The photographers still using 8x10 transparancy films are seemingly those still in the belief that transparency film is the better choice to deliver to a print shop or an advertizing agency. Of course one can display a tranparancy also on a light table or at a wall in a light box, or even free hanging with an opalescent backing. But again, here a print-film of same size would work too.
Drew: I scan Velvia. But I don't try to mach the color of the chrome when I digitally process the scans. When the color shows "right" on the screen so my eyes are satisfied, that's it. Why should I match what some probably dead Japanese engineer decided 50 years ago the color palette he liked when he formulated Velvia 50? I'm the "artist." of my pictures, not him. When I scan, I don't check to see if I matched the original Velvia colors. Having said that, I like starting with the Velvia colors and let the colors come up more or less "normal". When I had 16x20 enlargements printed 25 years ago of my Velvia 50 medium format, the pro lab shot an internegative 4x5 and printed that on I think R paper? (not sure). Wouldn't the lab have had latitude of how the colors printed even with chemical printing? How about with Cibachromes? So were the colors matched then chemically either?How about not being scanned at all, and printed otherwise? Scanners were an afterthought. New Ektachrome sheets have a certain mico-texture overcoat in common with Kodak's current color neg sheet films that is claimed to improve scanning. I find it helpful is reducing Newton ring risk in optical enlargement. But dye-wise, all of this represents a parallel evolution of particular refinements which apply to color reproduction in general, not necessarily the ability to post-correct errors by restructuring curves and saturation afterwards. If something is actually there it can be retrieved fully darkroom style too. Bu if it's something make-believe digitially added, well, I don't personally consider that to be photography at all, at least in the blatant sense one encounters such nonsense nowadays. I like being confined within the specific hue and contrast signatures of specific films. In that respect, choice is nice.

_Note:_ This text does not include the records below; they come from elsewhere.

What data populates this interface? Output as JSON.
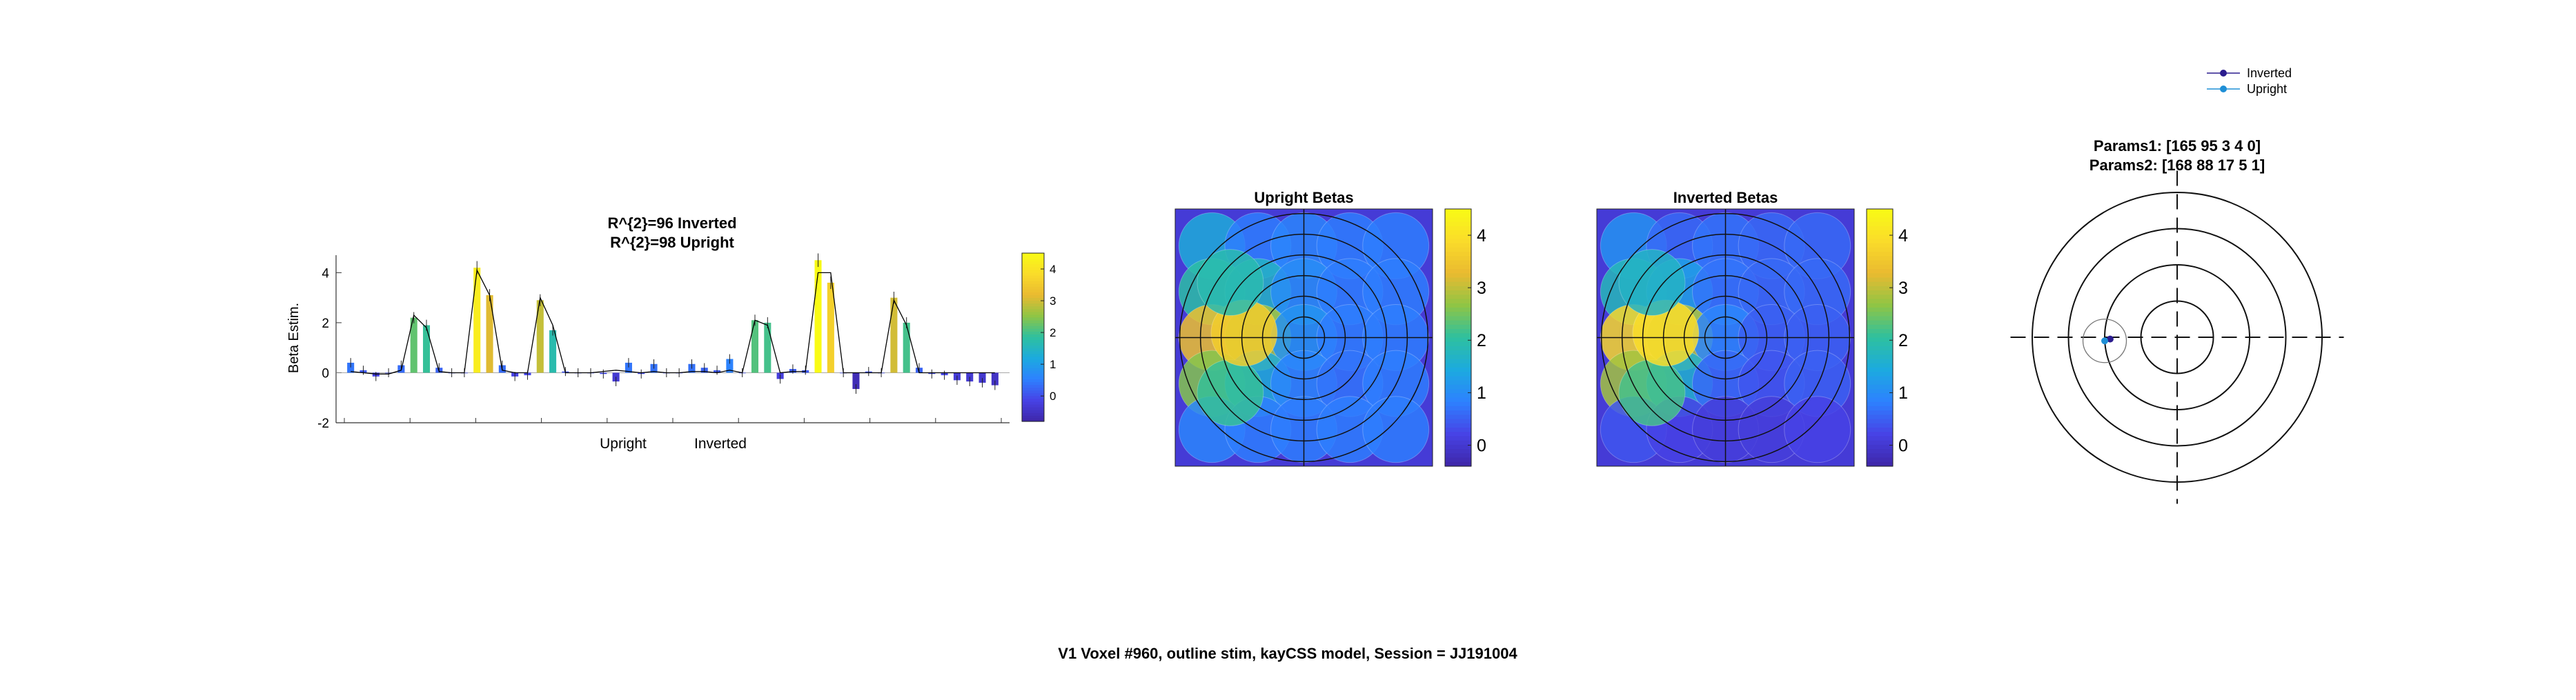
{
  "figure": {
    "suptitle": "V1 Voxel #960, outline stim, kayCSS model, Session = JJ191004"
  },
  "colors": {
    "parula": [
      "#3e26a8",
      "#4743e6",
      "#2d81ff",
      "#1caadf",
      "#2ec09f",
      "#8fc545",
      "#eaba30",
      "#fadc2a",
      "#f9fb15"
    ],
    "inverted_line": "#2b1c8e",
    "upright_line": "#1f8fd6",
    "fit_line": "#000000"
  },
  "chart_data": [
    {
      "type": "bar",
      "name": "beta-bars",
      "title_lines": [
        "R^{2}=96 Inverted",
        "R^{2}=98 Upright"
      ],
      "xlabel": "",
      "ylabel": "Beta Estim.",
      "ylim": [
        -2,
        4.7
      ],
      "yticks": [
        -2,
        0,
        2,
        4
      ],
      "group_labels": [
        "Upright",
        "Inverted"
      ],
      "colorbar": {
        "ticks": [
          0,
          1,
          2,
          3,
          4
        ],
        "clim": [
          -0.8,
          4.5
        ]
      },
      "values": [
        0.4,
        0.1,
        -0.15,
        0.0,
        0.3,
        2.2,
        1.9,
        0.2,
        0.0,
        0.0,
        4.2,
        3.1,
        0.3,
        -0.15,
        -0.1,
        2.9,
        1.7,
        0.05,
        0.0,
        0.0,
        -0.05,
        -0.35,
        0.4,
        -0.05,
        0.35,
        0.0,
        0.0,
        0.35,
        0.2,
        0.1,
        0.55,
        0.0,
        2.1,
        2.0,
        -0.25,
        0.15,
        0.1,
        4.5,
        3.6,
        0.0,
        -0.65,
        0.05,
        0.0,
        3.0,
        2.0,
        0.2,
        -0.05,
        -0.1,
        -0.3,
        -0.35,
        -0.4,
        -0.5
      ],
      "fit": [
        0.05,
        0.0,
        -0.05,
        -0.05,
        0.1,
        2.3,
        1.8,
        0.05,
        0.0,
        0.0,
        4.1,
        3.1,
        0.1,
        0.0,
        0.0,
        3.0,
        1.9,
        0.0,
        0.0,
        0.0,
        0.05,
        0.1,
        0.05,
        0.0,
        0.05,
        0.0,
        0.0,
        0.05,
        0.05,
        0.0,
        0.1,
        0.0,
        2.1,
        1.9,
        0.0,
        0.05,
        0.05,
        4.0,
        4.0,
        0.0,
        0.0,
        0.0,
        0.0,
        2.9,
        1.9,
        0.0,
        0.0,
        0.0,
        0.0,
        0.0,
        0.0,
        0.0
      ]
    },
    {
      "type": "heatmap",
      "name": "upright-betas",
      "title": "Upright Betas",
      "colorbar": {
        "ticks": [
          0,
          1,
          2,
          3,
          4
        ],
        "clim": [
          -0.4,
          4.5
        ]
      },
      "discs": [
        {
          "x": -2,
          "y": 2,
          "v": 1.5
        },
        {
          "x": -1,
          "y": 2,
          "v": 0.8
        },
        {
          "x": 0,
          "y": 2,
          "v": 0.9
        },
        {
          "x": 1,
          "y": 2,
          "v": 0.8
        },
        {
          "x": 2,
          "y": 2,
          "v": 0.8
        },
        {
          "x": -2,
          "y": 1,
          "v": 2.0
        },
        {
          "x": -1,
          "y": 1,
          "v": 1.7
        },
        {
          "x": 0,
          "y": 1,
          "v": 1.0
        },
        {
          "x": 1,
          "y": 1,
          "v": 0.8
        },
        {
          "x": 2,
          "y": 1,
          "v": 0.8
        },
        {
          "x": -2,
          "y": 0,
          "v": 3.4
        },
        {
          "x": -1,
          "y": 0,
          "v": 2.8
        },
        {
          "x": 0,
          "y": 0,
          "v": 1.1
        },
        {
          "x": 1,
          "y": 0,
          "v": 0.8
        },
        {
          "x": 2,
          "y": 0,
          "v": 0.8
        },
        {
          "x": -2,
          "y": -1,
          "v": 2.6
        },
        {
          "x": -1,
          "y": -1,
          "v": 1.5
        },
        {
          "x": 0,
          "y": -1,
          "v": 0.9
        },
        {
          "x": 1,
          "y": -1,
          "v": 0.7
        },
        {
          "x": 2,
          "y": -1,
          "v": 0.8
        },
        {
          "x": -2,
          "y": -2,
          "v": 0.9
        },
        {
          "x": -1,
          "y": -2,
          "v": 0.8
        },
        {
          "x": 0,
          "y": -2,
          "v": 0.8
        },
        {
          "x": 1,
          "y": -2,
          "v": 0.8
        },
        {
          "x": 2,
          "y": -2,
          "v": 0.8
        },
        {
          "x": -1.6,
          "y": -1.2,
          "v": 2.1
        },
        {
          "x": -1.3,
          "y": 0.1,
          "v": 3.6
        },
        {
          "x": -1.6,
          "y": 1.2,
          "v": 1.9
        }
      ]
    },
    {
      "type": "heatmap",
      "name": "inverted-betas",
      "title": "Inverted Betas",
      "colorbar": {
        "ticks": [
          0,
          1,
          2,
          3,
          4
        ],
        "clim": [
          -0.4,
          4.5
        ]
      },
      "discs": [
        {
          "x": -2,
          "y": 2,
          "v": 1.1
        },
        {
          "x": -1,
          "y": 2,
          "v": 0.6
        },
        {
          "x": 0,
          "y": 2,
          "v": 0.7
        },
        {
          "x": 1,
          "y": 2,
          "v": 0.6
        },
        {
          "x": 2,
          "y": 2,
          "v": 0.6
        },
        {
          "x": -2,
          "y": 1,
          "v": 1.8
        },
        {
          "x": -1,
          "y": 1,
          "v": 1.3
        },
        {
          "x": 0,
          "y": 1,
          "v": 0.7
        },
        {
          "x": 1,
          "y": 1,
          "v": 0.6
        },
        {
          "x": 2,
          "y": 1,
          "v": 0.6
        },
        {
          "x": -2,
          "y": 0,
          "v": 3.8
        },
        {
          "x": -1,
          "y": 0,
          "v": 2.9
        },
        {
          "x": 0,
          "y": 0,
          "v": 0.9
        },
        {
          "x": 1,
          "y": 0,
          "v": 0.5
        },
        {
          "x": 2,
          "y": 0,
          "v": 0.5
        },
        {
          "x": -2,
          "y": -1,
          "v": 2.8
        },
        {
          "x": -1,
          "y": -1,
          "v": 1.6
        },
        {
          "x": 0,
          "y": -1,
          "v": 0.6
        },
        {
          "x": 1,
          "y": -1,
          "v": 0.4
        },
        {
          "x": 2,
          "y": -1,
          "v": 0.5
        },
        {
          "x": -2,
          "y": -2,
          "v": 0.4
        },
        {
          "x": -1,
          "y": -2,
          "v": 0.2
        },
        {
          "x": 0,
          "y": -2,
          "v": 0.1
        },
        {
          "x": 1,
          "y": -2,
          "v": 0.1
        },
        {
          "x": 2,
          "y": -2,
          "v": 0.2
        },
        {
          "x": -1.6,
          "y": -1.2,
          "v": 2.2
        },
        {
          "x": -1.3,
          "y": 0.1,
          "v": 3.9
        },
        {
          "x": -1.6,
          "y": 1.2,
          "v": 1.7
        }
      ]
    },
    {
      "type": "scatter",
      "name": "prf-position",
      "title_lines": [
        "Params1: [165    95     3     4     0]",
        "Params2: [168    88    17     5     1]"
      ],
      "legend": [
        {
          "name": "Inverted",
          "color": "#2b1c8e"
        },
        {
          "name": "Upright",
          "color": "#1f8fd6"
        }
      ],
      "legend_position": "top-right",
      "rings": [
        1,
        2,
        3,
        4
      ],
      "xlim": [
        -4.6,
        4.6
      ],
      "ylim": [
        -4.6,
        4.6
      ],
      "points": [
        {
          "series": "Inverted",
          "x": -1.85,
          "y": -0.05,
          "r": 0.05
        },
        {
          "series": "Upright",
          "x": -2.0,
          "y": -0.1,
          "r": 0.6
        }
      ]
    }
  ]
}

That's good advice. Whenever I adjust saturation, contrast, curves, etc., I try not to overdo it. I'll even back off a little just in case. My theory is I don't want people to think it was photoshopped by overdoing anything. I want them to look at a natural landscape picture and say that it actually could have looked like that when I was there. Of course with Velvia, that's often hard to do. For example, of the two samples above, I think the first is more natural. The second is more saturated and contrasty, although by itself, people may like it more that way.Hi Alan. There is absolutely no color photographic medium which reproduces things exactly as our eye sees them. Digital printing is no exception. Every film and print medium has its own idiosyncrasies. The whole point is to thoughtfully understand these, and like any good illusionist, render a personal impression of reality which seems convincing at some level. Most labs were on the clock and had to make compromises. Internegative results were among the worst in this respect. I know what is involved in making very high quality internegs, and it's a lot of work. If I were to offer this as a service to others, I'd realistically have to charge ten times as much as the commercial labs did, maybe way more than that. As per Cibachrome, the dyes were geared to fade-resistance and matching dye-destruction chemistry. Results could be stunning; but again, if one wanted optimal results, you began with a chrome that made sense for the characteristics of the medium itself. Ciba was indeed quite idiosyncratic with respect to color reproduction, but no worse than current inherent inkjet flaws, just different. Modern chromogenic RA4 papers are better balanced, but color neg film itself has a lot of odd characteristics, depending on what prime usages a particular film has been engineered to do best. So just pick what you enjoy doing, do it well, and don't worry about it.